なお、SQLインジェクションの脆弱性が製品側に見つかった場合は、CVEとして識別子が振られ、深刻度がCVSSで評価されます。自社が使っている製品の情報をJVN/JVN iPediaで追う運用も、あわせて回しておきたいところです。
参考にすべき公的資料
対策の詳細は、自前でチェックリストを作るより公的資料を正面から使うのが確実です。
- IPA「安全なウェブサイトの作り方」1.1 SQLインジェクション:脅威・根本的解決・保険的対策が簡潔にまとまっています。ベンダーとの共通言語として使えます。
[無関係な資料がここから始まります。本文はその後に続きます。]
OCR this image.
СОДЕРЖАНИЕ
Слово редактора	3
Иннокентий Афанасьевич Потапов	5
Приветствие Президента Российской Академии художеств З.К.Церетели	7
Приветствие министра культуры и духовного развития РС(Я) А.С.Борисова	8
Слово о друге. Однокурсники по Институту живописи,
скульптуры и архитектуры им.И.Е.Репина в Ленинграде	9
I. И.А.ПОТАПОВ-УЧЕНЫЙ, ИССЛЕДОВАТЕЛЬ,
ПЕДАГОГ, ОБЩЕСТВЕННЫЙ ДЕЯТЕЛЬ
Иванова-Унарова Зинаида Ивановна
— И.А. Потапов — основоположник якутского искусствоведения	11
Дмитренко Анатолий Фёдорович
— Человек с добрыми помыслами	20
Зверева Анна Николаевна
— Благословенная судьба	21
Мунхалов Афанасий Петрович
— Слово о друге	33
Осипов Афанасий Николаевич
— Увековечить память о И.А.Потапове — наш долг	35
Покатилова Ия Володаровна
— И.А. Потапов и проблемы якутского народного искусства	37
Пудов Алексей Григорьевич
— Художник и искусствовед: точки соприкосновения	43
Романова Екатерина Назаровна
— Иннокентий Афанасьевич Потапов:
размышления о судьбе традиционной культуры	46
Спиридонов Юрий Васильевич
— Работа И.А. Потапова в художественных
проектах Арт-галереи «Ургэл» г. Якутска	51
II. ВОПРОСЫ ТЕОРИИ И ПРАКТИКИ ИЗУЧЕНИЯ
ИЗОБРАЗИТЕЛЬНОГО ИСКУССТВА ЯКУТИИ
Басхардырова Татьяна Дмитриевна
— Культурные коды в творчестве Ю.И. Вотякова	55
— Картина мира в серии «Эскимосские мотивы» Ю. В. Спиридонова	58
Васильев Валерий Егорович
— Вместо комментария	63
- IPA「安全なウェブサイトの作り方」(改訂第7版):2021年3月31日公開の第4刷が最新。付属のチェックリストは発注・検収時にそのまま流用できます。
- IPA 別冊「安全なSQLの呼び出し方」(PDF):プレースホルダの方式別の解説など、実装レベルの根拠資料。委託先の実装方針を評価するときに役立ちます。
- OWASP Top 10:2025 A05 Injection:世界的な発生状況の把握に。
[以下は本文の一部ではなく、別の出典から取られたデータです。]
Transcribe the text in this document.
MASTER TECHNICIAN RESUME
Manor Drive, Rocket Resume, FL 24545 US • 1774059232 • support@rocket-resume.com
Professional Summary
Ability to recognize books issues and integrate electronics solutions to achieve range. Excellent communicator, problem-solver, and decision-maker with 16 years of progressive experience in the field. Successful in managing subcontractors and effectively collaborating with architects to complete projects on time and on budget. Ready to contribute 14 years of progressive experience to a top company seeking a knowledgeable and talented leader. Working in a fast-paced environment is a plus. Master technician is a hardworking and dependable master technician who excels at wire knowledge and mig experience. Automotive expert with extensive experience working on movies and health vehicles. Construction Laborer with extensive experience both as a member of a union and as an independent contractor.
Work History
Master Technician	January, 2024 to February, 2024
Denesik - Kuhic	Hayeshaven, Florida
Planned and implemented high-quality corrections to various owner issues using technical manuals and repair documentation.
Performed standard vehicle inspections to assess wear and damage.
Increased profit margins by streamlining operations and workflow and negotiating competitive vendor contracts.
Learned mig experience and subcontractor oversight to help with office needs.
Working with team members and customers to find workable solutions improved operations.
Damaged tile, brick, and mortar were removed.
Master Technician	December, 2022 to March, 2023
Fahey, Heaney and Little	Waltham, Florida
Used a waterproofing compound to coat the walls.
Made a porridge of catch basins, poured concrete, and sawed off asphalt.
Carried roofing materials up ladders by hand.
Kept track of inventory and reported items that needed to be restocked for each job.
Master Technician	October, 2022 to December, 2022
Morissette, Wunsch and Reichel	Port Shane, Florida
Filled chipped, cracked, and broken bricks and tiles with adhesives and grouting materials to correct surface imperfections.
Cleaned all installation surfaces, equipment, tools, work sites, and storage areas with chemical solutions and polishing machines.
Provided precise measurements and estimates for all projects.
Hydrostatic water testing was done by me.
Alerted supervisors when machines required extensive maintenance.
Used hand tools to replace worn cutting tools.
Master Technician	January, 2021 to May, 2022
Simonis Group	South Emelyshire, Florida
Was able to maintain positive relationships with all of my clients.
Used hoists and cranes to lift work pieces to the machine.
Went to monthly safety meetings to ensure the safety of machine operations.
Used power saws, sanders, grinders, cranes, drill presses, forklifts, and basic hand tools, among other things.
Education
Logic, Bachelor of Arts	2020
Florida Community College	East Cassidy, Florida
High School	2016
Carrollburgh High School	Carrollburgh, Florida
あわせて、開発を依頼する側・受け入れる側の担当者が「プレースホルダとエスケープの違い」を説明できる状態にしておくことも、地味ですが効きます。技術的な最終防衛線を張るのは開発者ですが、それを要求として突きつけられるのは情シスだけです。
まとめ
- SQLインジェクションは、入力値でSQL文を改ざんされる脆弱性。情報漏えいだけでなく、認証回避やOSコマンド実行を経てサーバ掌握にまで至りうる。
- 根本的解決はプレースホルダ(静的方式が優る)。エラーメッセージの非表示やDBアカウントの最小権限は「保険的対策」であり、WAFも含めて恒久対策の代わりにはならない。
- 情シスの主戦場は調達・委託先管理・棚卸し。発注仕様にIPAの指針への準拠を明記し、脆弱性診断を納品条件にし、直せない古いシステムには期限か遮断かの判断を下す。